Daire ile Başsavcılık arasında ortaya çıkan ve Daireler Kurulunda çözümlenmesi gereken temel uyuşmazlık, amire fiilen taarruza teşebbüs suçlarının (2 kez) sübutu açısından noksan soruşturma bulunup bulunmadığından ibarettir.

Daire; tanık beyanları ve dosyadaki belgelere göre psikolojik sorunları olduğu anlaşılan sanığın ruhsal durumuyla ilgili ortaya çıkan ciddi şüphelerin giderilmesi için TCK'nın 32'nci maddesi kapsamına girip girmediği ve askerliğe elverişlilik durumunun psikiyatri uzmanı bulunan bir askeri hastanede müşahede altına alınarak tespit ettirilmesi, sonucuna göre sübut yönünden tekrar değerlendirme yapılması gerektiğinden, belirtilen sağlık durumu ile ilgili hususlara hiçbir açıklık getirmeyen bilirkişi incelemesi ile yetinilerek hüküm kurulmasını yasaya uygun görmeyerek beraat hükümlerinin noksan soruşturma nedeniyle bozulmasına karar vermiş;

Başsavcılık ise; ...Maddi olayın akabinde sanık önce kışla revirine ve tugay revirine, akabinde Çorlu 600 Yataklı Asker Hastanesine sevk edilmiş; yapılan muayene sonucunda cezai ehliyetinin tam olduğu belirtilmiştir. Yine yargılama sırasında bilirkişi olarak kabul edilen psikiyatri uzmanı bir doktor tarafından muayene edilerek dosyası incelenmiş; antisosyal kişilik yapısında olan sanığın cezai ehliyetinin tam olduğu, TCK'nın 46 ve 47'nci maddelerinden yararlanıp yararlanmayacağı ile askerliğe elverişliliğinin tespiti için müşahedesine gerek olmadığı şeklindeki mütalaa bildirilmiştir. Dosya içeriği ile uyumlu olan bu mütalaaya itibar edilmesi yerinde olduğu gibi, mağdur tanıkların dahi kırmızı kolluğa saldırma eylemlerini kendi vücut bütünlüklerine yapılmış bir saldırı olarak kabul etmedikleri ve bu kabulü destekleyen diğer tanıkların ifadeleri gözetildiğinde, suçların sübut bulmadığı, ulaşılan sonucun isabetli olduğu ve bu yönüyle mahkûmiyet hükümlerinin eksik soruşturmaya dayanmadığı... ileri sürülerek Daire kararına itiraz edilmiştir.

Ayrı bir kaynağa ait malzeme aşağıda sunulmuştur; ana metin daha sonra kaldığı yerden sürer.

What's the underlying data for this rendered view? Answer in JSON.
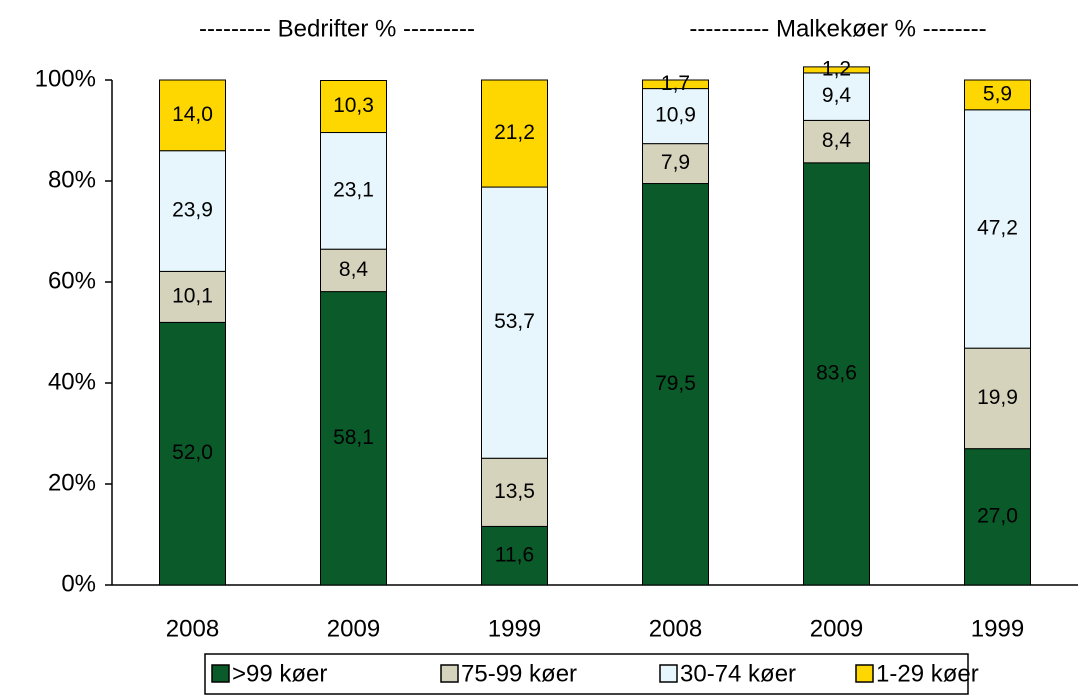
{
  "chart_data": {
    "type": "stacked_bar",
    "annotations": [
      "--------- Bedrifter % ---------",
      "---------- Malkekøer % --------"
    ],
    "categories": [
      "2008",
      "2009",
      "1999",
      "2008",
      "2009",
      "1999"
    ],
    "series": [
      {
        "name": ">99 køer",
        "color": "#0b5a2a",
        "values": [
          52.0,
          58.1,
          11.6,
          79.5,
          83.6,
          27.0
        ],
        "value_labels": [
          "52,0",
          "58,1",
          "11,6",
          "79,5",
          "83,6",
          "27,0"
        ]
      },
      {
        "name": "75-99 køer",
        "color": "#d6d3bd",
        "values": [
          10.1,
          8.4,
          13.5,
          7.9,
          8.4,
          19.9
        ],
        "value_labels": [
          "10,1",
          "8,4",
          "13,5",
          "7,9",
          "8,4",
          "19,9"
        ]
      },
      {
        "name": "30-74 køer",
        "color": "#e6f6fc",
        "values": [
          23.9,
          23.1,
          53.7,
          10.9,
          9.4,
          47.2
        ],
        "value_labels": [
          "23,9",
          "23,1",
          "53,7",
          "10,9",
          "9,4",
          "47,2"
        ]
      },
      {
        "name": "1-29 køer",
        "color": "#ffd700",
        "values": [
          14.0,
          10.3,
          21.2,
          1.7,
          1.2,
          5.9
        ],
        "value_labels": [
          "14,0",
          "10,3",
          "21,2",
          "1,7",
          "1,2",
          "5,9"
        ]
      }
    ],
    "ylim": [
      0,
      100
    ],
    "yticks": [
      {
        "value": 0,
        "label": "0%"
      },
      {
        "value": 20,
        "label": "20%"
      },
      {
        "value": 40,
        "label": "40%"
      },
      {
        "value": 60,
        "label": "60%"
      },
      {
        "value": 80,
        "label": "80%"
      },
      {
        "value": 100,
        "label": "100%"
      }
    ],
    "legend": "bottom"
  }
}
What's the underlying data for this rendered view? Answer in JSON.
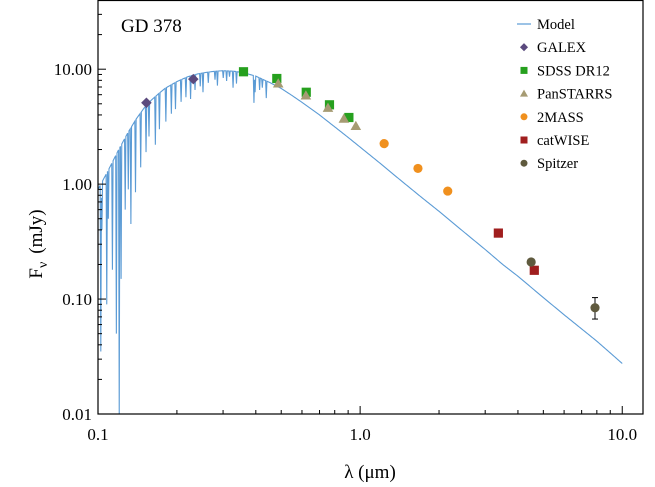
{
  "chart_data": {
    "type": "scatter",
    "title": "GD 378",
    "xlabel": "λ (μm)",
    "ylabel_main": "F",
    "ylabel_sub": "ν",
    "ylabel_unit": "(mJy)",
    "xscale": "log",
    "yscale": "log",
    "xlim": [
      0.1,
      12.0
    ],
    "ylim": [
      0.01,
      40.0
    ],
    "x_ticks": [
      0.1,
      1.0,
      10.0
    ],
    "x_tick_labels": [
      "0.1",
      "1.0",
      "10.0"
    ],
    "y_ticks": [
      0.01,
      0.1,
      1.0,
      10.0
    ],
    "y_tick_labels": [
      "0.01",
      "0.10",
      "1.00",
      "10.00"
    ],
    "grid": false,
    "legend_position": "top-right",
    "series": [
      {
        "name": "Model",
        "kind": "line",
        "color": "#5b9bd5",
        "x": [
          0.1,
          0.11,
          0.12,
          0.13,
          0.14,
          0.15,
          0.16,
          0.17,
          0.18,
          0.19,
          0.2,
          0.22,
          0.24,
          0.26,
          0.28,
          0.3,
          0.33,
          0.36,
          0.4,
          0.45,
          0.5,
          0.55,
          0.6,
          0.7,
          0.8,
          0.9,
          1.0,
          1.2,
          1.4,
          1.7,
          2.0,
          2.5,
          3.0,
          3.5,
          4.0,
          5.0,
          6.0,
          7.0,
          8.0,
          9.0,
          10.0
        ],
        "y": [
          0.9,
          1.35,
          2.0,
          2.8,
          3.7,
          4.6,
          5.4,
          6.1,
          6.8,
          7.3,
          7.8,
          8.6,
          9.1,
          9.4,
          9.6,
          9.7,
          9.6,
          9.3,
          8.7,
          7.7,
          6.8,
          5.9,
          5.15,
          4.0,
          3.15,
          2.55,
          2.1,
          1.5,
          1.12,
          0.78,
          0.58,
          0.38,
          0.27,
          0.2,
          0.158,
          0.103,
          0.073,
          0.055,
          0.043,
          0.034,
          0.0275
        ],
        "absorption_lines": [
          {
            "x": 0.1025,
            "y": 0.035
          },
          {
            "x": 0.1035,
            "y": 0.4
          },
          {
            "x": 0.108,
            "y": 0.09
          },
          {
            "x": 0.1095,
            "y": 0.5
          },
          {
            "x": 0.1135,
            "y": 0.18
          },
          {
            "x": 0.1175,
            "y": 0.05
          },
          {
            "x": 0.1205,
            "y": 0.01
          },
          {
            "x": 0.1225,
            "y": 0.15
          },
          {
            "x": 0.127,
            "y": 0.6
          },
          {
            "x": 0.1305,
            "y": 0.9
          },
          {
            "x": 0.1335,
            "y": 0.45
          },
          {
            "x": 0.139,
            "y": 0.85
          },
          {
            "x": 0.1455,
            "y": 1.4
          },
          {
            "x": 0.1525,
            "y": 1.9
          },
          {
            "x": 0.1565,
            "y": 2.6
          },
          {
            "x": 0.1655,
            "y": 2.2
          },
          {
            "x": 0.1715,
            "y": 3.0
          },
          {
            "x": 0.1815,
            "y": 3.5
          },
          {
            "x": 0.1905,
            "y": 4.1
          },
          {
            "x": 0.1975,
            "y": 4.5
          },
          {
            "x": 0.2075,
            "y": 5.2
          },
          {
            "x": 0.2165,
            "y": 5.7
          },
          {
            "x": 0.2255,
            "y": 5.5
          },
          {
            "x": 0.2345,
            "y": 6.6
          },
          {
            "x": 0.2455,
            "y": 7.1
          },
          {
            "x": 0.2515,
            "y": 6.3
          },
          {
            "x": 0.2635,
            "y": 7.6
          },
          {
            "x": 0.2795,
            "y": 8.1
          },
          {
            "x": 0.2855,
            "y": 7.2
          },
          {
            "x": 0.3005,
            "y": 8.4
          },
          {
            "x": 0.3095,
            "y": 7.9
          },
          {
            "x": 0.3175,
            "y": 8.6
          },
          {
            "x": 0.3275,
            "y": 6.9
          },
          {
            "x": 0.3375,
            "y": 7.5
          },
          {
            "x": 0.3935,
            "y": 5.1
          },
          {
            "x": 0.3975,
            "y": 6.3
          },
          {
            "x": 0.4135,
            "y": 6.6
          },
          {
            "x": 0.4235,
            "y": 6.9
          },
          {
            "x": 0.4385,
            "y": 5.6
          }
        ]
      },
      {
        "name": "GALEX",
        "kind": "points",
        "marker": "diamond",
        "color": "#5b4a7e",
        "x": [
          0.153,
          0.231
        ],
        "y": [
          5.1,
          8.2
        ]
      },
      {
        "name": "SDSS DR12",
        "kind": "points",
        "marker": "square",
        "color": "#26a01e",
        "x": [
          0.359,
          0.481,
          0.623,
          0.764,
          0.906
        ],
        "y": [
          9.5,
          8.3,
          6.3,
          4.9,
          3.8
        ]
      },
      {
        "name": "PanSTARRS",
        "kind": "points",
        "marker": "triangle",
        "color": "#a69b73",
        "x": [
          0.487,
          0.621,
          0.754,
          0.867,
          0.963
        ],
        "y": [
          7.5,
          5.9,
          4.6,
          3.7,
          3.2
        ]
      },
      {
        "name": "2MASS",
        "kind": "points",
        "marker": "circle",
        "color": "#f0901e",
        "x": [
          1.235,
          1.662,
          2.159
        ],
        "y": [
          2.25,
          1.37,
          0.87
        ]
      },
      {
        "name": "catWISE",
        "kind": "points",
        "marker": "square",
        "color": "#a01e1e",
        "x": [
          3.368,
          4.618
        ],
        "y": [
          0.375,
          0.178
        ]
      },
      {
        "name": "Spitzer",
        "kind": "points",
        "marker": "circle",
        "color": "#5f5a3e",
        "x": [
          4.493,
          7.872
        ],
        "y": [
          0.21,
          0.084
        ],
        "yerr_low": [
          0.0,
          0.017
        ],
        "yerr_high": [
          0.0,
          0.019
        ]
      }
    ]
  }
}
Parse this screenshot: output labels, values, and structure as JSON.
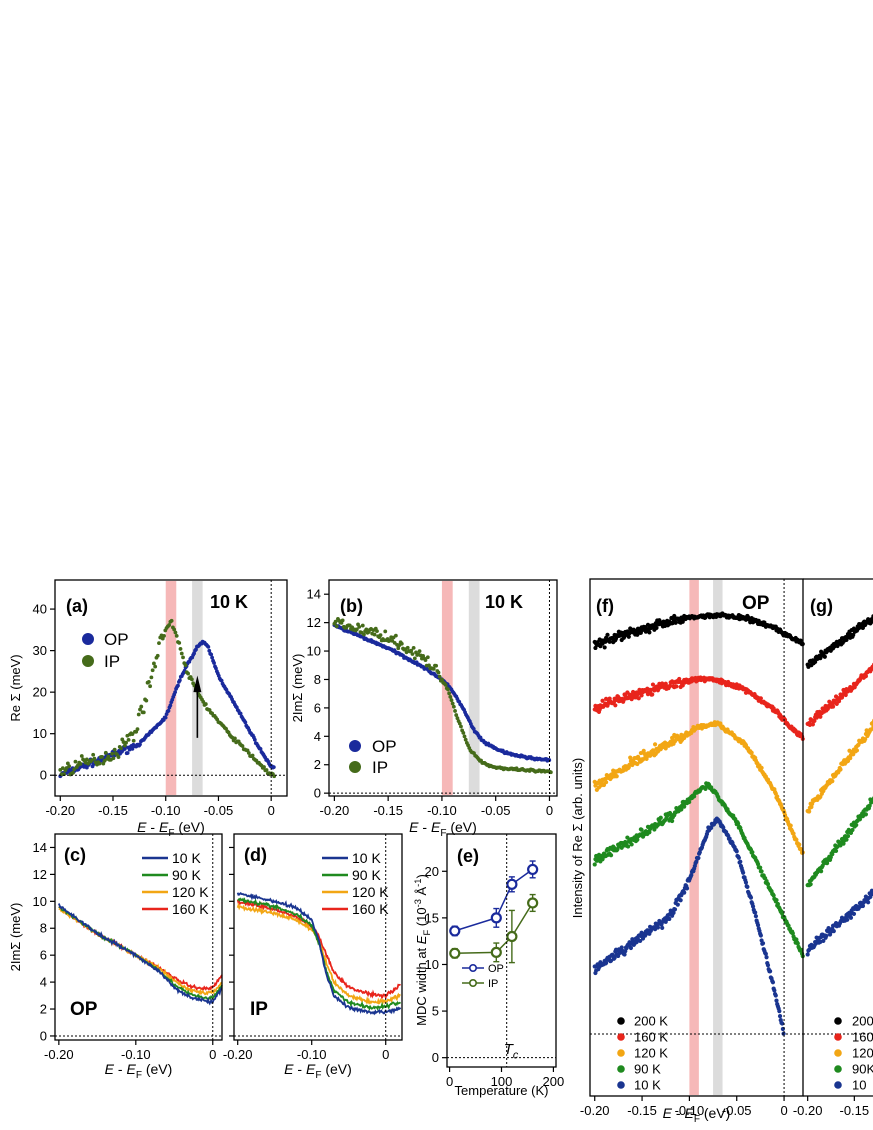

Dava dosyasındaki delillere göre; sanığın 22.11.2004 tarihinde pentatlon parkurunda sürünme engelinden geçerken başının tele çarpması sonucu başında bir şişlik oluştuğu, koğuşta kontrol altında tutulurken tuhaf ve saldırgan hareketler sergilediği, kırmızı renklere saldırdığı ve elle yemek yediği, 23.11.2004 günü saat 19.00 sularında Nöb. P.Uzm. Çvş. M.M. D.'nin bölük koğuşunu kontrolünde sanığı yatağında battaniyenin altına tamamen girmiş şekilde gördüğü, battaniyeyi kaldırıp sanığa bakarken sanığın Nöb. P.Uzm. Çvş. M.M. D.'nin koluna saldırmaya başladığı, nöbetçi uzman çavuşun durumu nöbetçi amiri P.Kd.Bçvş. M.M. S.'ye bildirdiği, nöbetçi amiri koğuşa geldiğinde sanığın nöbetçi amirinin kolundaki kırmızı kolluğu ısırmak amacıyla saldırmaya başladığı, olay yerinde bulunan personel tarafından sanığa müdahale edilerek durdurulduğu, daha sonra kışla revirine ve akabinde tugay revirine sevk edildiği, burada da taşkın hareketlerine devam ettiği, Çorlu Asker Hastanesine sevk edildiği, 25.11.2004 günü yapılan muayenesi sonucunda "işlem ve tedavi gerektirmez, cezai ehliyeti tamdır. İkincil kazanç sağlamak için sorunlu personel kimliği kazanmaya çalışmaktadır. Ortaya çıkan problem tıbbi değil, adli olarak değerlendirilmektedir" şeklinde rapor verildiği anlaşılmıştır.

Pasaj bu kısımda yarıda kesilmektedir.